Effects of Anticoagulant Preventive Injection in Patients With Blood Cancer

Phase 2

Completed

• Conditions: Lymphoma; Multiple Myeloma
• Interventions: Drug: Tinzaparin; Other: Blood sample

• Registration Number: NCT02260414
• Lead Sponsor: Centre Hospitalier Universitaire de Saint Etienne

Brief Summary

In cancer, the incidence of venous thromboembolism (VTE) is particularly high in patients with myeloma, especially when it is de novo and treated with thalidomide, lenalidomide or erythropoietin. Curiously, the prevention of VTE with LMWH (low-molecular-weight heparin) in myeloma seems no more effective than that achieved with aspirin, while the effectiveness of the latter in the primary prevention of VTE has never been demonstrated regardless of the type of population considered.

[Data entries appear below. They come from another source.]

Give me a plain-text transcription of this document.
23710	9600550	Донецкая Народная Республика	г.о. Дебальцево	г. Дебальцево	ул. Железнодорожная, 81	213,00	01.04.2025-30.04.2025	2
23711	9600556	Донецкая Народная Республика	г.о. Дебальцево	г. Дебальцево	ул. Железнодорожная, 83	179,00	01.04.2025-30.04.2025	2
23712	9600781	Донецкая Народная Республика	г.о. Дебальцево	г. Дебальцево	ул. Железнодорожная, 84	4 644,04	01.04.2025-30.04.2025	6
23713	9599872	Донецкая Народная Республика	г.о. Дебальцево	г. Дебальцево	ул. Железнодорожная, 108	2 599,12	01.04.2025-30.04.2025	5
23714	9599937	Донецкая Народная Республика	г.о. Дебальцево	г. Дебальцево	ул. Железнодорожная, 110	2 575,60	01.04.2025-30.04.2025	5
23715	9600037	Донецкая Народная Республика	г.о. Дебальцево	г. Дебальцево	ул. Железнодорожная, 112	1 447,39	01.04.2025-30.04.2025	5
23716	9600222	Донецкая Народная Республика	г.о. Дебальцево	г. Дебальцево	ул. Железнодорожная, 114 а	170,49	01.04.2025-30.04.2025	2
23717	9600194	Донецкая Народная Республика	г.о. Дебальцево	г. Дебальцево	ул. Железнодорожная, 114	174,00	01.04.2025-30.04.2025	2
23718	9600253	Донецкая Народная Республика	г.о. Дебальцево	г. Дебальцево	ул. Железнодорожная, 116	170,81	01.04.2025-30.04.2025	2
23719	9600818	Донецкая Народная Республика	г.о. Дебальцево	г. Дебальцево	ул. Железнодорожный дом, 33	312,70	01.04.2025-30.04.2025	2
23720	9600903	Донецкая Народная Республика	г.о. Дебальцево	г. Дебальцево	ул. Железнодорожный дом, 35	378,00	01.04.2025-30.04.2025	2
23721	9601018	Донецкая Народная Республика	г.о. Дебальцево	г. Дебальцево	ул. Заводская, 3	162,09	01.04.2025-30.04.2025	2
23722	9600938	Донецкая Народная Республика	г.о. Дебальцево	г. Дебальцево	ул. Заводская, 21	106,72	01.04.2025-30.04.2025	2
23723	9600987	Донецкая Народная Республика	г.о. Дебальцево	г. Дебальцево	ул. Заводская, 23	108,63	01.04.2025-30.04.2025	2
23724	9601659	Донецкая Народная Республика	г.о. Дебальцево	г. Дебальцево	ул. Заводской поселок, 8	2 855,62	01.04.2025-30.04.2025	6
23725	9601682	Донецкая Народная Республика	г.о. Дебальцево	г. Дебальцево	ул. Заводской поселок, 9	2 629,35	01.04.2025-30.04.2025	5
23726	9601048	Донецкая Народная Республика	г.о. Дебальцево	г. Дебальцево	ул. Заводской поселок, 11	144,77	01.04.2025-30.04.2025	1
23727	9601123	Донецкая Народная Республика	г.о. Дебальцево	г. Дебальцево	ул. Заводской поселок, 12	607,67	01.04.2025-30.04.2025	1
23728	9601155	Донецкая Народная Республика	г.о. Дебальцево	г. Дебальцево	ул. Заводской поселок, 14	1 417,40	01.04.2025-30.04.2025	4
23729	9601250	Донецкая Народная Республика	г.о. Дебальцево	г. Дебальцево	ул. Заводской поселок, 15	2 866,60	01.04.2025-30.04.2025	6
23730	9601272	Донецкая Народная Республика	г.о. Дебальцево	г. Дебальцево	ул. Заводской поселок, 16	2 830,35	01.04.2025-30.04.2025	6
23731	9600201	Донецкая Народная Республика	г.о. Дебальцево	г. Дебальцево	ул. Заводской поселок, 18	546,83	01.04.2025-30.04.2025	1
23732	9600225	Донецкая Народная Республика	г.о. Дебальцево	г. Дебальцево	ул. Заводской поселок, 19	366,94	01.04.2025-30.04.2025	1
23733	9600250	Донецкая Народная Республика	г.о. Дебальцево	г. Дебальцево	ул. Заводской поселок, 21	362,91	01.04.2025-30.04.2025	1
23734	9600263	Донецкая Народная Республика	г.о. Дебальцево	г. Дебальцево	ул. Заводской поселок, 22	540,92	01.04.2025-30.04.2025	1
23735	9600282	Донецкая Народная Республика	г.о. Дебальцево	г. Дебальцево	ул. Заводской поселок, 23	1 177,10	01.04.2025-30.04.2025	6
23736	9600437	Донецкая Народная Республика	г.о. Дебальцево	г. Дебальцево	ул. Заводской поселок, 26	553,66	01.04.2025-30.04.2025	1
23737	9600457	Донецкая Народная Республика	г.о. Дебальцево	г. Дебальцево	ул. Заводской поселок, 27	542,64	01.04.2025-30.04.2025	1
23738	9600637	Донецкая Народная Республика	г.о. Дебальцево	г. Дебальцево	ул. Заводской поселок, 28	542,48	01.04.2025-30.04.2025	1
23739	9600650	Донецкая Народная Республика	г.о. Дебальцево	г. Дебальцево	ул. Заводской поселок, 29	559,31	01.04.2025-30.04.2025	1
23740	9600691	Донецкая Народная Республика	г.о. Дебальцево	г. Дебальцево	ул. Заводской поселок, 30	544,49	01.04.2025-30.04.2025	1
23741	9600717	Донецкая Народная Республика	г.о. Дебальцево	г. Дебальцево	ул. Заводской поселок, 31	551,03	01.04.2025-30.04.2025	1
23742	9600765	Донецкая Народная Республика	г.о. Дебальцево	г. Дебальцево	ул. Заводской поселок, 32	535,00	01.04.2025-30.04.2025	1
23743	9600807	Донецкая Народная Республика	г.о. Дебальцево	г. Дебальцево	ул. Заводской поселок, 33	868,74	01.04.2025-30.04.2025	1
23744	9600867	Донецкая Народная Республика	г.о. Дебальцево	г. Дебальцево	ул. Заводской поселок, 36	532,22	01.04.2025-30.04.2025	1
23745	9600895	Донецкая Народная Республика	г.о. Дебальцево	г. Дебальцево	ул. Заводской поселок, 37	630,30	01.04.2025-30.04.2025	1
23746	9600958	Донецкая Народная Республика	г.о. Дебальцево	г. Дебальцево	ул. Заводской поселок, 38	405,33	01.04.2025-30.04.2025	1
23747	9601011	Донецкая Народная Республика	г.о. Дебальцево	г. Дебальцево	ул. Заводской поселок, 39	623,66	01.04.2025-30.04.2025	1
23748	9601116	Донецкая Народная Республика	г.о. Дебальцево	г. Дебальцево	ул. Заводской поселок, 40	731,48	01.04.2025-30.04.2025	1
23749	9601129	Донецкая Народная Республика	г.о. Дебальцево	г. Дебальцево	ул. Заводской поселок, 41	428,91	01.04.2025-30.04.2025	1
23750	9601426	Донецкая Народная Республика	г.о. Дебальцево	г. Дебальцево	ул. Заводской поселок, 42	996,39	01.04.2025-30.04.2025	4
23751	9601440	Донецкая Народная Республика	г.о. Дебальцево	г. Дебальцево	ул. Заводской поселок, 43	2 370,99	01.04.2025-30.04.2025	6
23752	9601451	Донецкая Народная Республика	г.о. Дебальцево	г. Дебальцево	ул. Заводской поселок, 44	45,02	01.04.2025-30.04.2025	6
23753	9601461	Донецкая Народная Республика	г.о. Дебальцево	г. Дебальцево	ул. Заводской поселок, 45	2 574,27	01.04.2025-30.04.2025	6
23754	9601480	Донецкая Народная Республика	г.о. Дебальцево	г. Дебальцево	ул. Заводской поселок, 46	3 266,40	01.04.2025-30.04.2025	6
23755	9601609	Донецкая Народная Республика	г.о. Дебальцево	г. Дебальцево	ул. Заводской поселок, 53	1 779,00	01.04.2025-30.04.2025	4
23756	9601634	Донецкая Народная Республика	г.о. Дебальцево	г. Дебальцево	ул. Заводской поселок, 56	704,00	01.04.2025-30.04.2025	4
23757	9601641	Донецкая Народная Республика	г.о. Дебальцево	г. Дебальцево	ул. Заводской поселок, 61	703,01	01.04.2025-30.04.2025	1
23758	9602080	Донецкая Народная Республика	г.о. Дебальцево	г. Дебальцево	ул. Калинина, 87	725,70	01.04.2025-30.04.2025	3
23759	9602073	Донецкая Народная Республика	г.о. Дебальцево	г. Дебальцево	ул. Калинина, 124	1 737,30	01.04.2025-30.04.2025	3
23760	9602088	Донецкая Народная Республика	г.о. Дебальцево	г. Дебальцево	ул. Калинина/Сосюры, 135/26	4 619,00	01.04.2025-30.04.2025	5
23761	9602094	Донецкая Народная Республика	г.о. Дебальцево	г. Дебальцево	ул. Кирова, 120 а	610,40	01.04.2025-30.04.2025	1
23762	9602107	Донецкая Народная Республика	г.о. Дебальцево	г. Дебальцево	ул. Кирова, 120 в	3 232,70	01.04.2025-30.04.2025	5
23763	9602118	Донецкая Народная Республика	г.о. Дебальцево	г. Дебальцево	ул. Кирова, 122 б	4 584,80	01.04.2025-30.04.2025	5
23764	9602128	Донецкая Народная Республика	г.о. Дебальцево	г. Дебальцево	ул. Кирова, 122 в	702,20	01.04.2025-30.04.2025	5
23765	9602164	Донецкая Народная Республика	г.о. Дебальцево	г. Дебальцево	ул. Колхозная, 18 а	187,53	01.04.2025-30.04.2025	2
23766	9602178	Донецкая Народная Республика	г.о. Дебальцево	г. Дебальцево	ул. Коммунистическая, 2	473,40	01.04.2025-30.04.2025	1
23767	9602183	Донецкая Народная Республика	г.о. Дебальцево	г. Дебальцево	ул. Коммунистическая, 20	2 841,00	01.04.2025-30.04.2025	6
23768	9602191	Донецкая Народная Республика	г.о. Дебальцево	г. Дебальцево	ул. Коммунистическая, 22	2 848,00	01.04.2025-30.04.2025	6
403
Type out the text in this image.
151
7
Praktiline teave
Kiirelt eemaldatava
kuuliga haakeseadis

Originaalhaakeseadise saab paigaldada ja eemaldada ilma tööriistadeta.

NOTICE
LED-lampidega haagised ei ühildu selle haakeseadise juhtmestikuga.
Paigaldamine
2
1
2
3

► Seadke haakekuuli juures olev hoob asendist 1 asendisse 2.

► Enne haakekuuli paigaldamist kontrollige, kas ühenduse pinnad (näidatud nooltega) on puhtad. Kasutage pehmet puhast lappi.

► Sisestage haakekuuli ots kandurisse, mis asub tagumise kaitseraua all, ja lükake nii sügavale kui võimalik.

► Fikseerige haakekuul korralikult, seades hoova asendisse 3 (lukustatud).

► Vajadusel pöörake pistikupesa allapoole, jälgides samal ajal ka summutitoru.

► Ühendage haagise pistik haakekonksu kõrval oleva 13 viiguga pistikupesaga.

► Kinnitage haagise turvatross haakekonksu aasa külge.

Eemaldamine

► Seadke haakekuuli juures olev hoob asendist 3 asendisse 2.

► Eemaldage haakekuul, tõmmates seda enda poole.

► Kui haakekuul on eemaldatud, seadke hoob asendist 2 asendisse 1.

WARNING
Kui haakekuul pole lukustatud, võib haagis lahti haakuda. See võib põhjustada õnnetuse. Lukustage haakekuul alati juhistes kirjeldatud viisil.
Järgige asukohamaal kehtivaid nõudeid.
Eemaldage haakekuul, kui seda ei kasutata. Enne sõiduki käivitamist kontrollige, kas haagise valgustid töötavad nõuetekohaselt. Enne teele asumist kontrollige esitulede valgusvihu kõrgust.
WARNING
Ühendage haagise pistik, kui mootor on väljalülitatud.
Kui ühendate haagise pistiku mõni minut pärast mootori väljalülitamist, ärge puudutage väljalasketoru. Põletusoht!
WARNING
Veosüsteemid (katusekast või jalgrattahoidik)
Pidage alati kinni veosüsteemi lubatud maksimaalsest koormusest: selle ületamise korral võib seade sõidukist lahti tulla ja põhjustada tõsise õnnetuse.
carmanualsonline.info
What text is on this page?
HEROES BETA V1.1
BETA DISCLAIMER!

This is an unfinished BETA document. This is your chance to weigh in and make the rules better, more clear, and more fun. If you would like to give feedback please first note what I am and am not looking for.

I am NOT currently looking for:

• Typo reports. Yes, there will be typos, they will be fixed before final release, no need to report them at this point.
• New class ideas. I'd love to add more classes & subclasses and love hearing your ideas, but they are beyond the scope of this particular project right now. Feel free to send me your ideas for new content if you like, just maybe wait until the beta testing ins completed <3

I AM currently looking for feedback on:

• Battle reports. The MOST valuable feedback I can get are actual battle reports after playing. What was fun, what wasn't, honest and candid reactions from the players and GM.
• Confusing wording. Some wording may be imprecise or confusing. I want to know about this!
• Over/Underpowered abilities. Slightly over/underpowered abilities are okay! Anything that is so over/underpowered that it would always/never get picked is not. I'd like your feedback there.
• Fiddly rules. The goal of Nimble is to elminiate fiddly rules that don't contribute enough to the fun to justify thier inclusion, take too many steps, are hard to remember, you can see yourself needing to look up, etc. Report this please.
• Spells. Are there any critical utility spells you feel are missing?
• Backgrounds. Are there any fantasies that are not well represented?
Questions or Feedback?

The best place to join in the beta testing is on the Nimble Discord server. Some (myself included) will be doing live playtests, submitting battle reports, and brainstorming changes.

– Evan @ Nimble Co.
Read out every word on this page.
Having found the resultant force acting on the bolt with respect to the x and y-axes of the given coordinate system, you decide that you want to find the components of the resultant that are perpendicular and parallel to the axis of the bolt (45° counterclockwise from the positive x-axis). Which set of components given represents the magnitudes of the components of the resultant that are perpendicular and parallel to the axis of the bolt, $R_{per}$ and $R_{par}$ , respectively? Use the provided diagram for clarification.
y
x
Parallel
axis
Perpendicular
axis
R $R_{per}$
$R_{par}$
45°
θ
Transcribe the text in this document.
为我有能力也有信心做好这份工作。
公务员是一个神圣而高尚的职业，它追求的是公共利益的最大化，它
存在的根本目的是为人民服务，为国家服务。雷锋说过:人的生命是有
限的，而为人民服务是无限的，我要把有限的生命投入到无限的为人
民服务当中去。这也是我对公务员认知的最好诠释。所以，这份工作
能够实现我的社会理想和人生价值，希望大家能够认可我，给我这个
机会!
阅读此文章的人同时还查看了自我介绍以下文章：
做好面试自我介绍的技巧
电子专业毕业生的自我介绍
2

Meanwhile, a biological study showed that prophylactic doses of LMWH in patients with different types of cancer did not always optimal reduction of thrombin peak during the 24 hours following the injection of LMWH. These clinical and biological studies lead to the conclusion that patients with myeloma may be resistant to the usual doses of preventive LMWH, which may explain the failure of prevention.

Initially we intend to investigate whether this resistance to prophylactic doses of LMWH is present in patient's biology and if this resistance is specific to myeloma in hematological cancers. For this, we propose to study the evolution of thrombin generation by Thrombinography during 24 hours after subcutaneous injection of 4500 anti-Xa IU Tinzaparin in 6 patients with de novo myeloma whit high thrombo embolic risk ie treated with thalidomide, lenalidomide or erythropoietin. LMWH is Tinzaparin chosen because it does not accumulate in patients with impaired renal function, and has a greater anti-biological activity thrombotic than other LMWH.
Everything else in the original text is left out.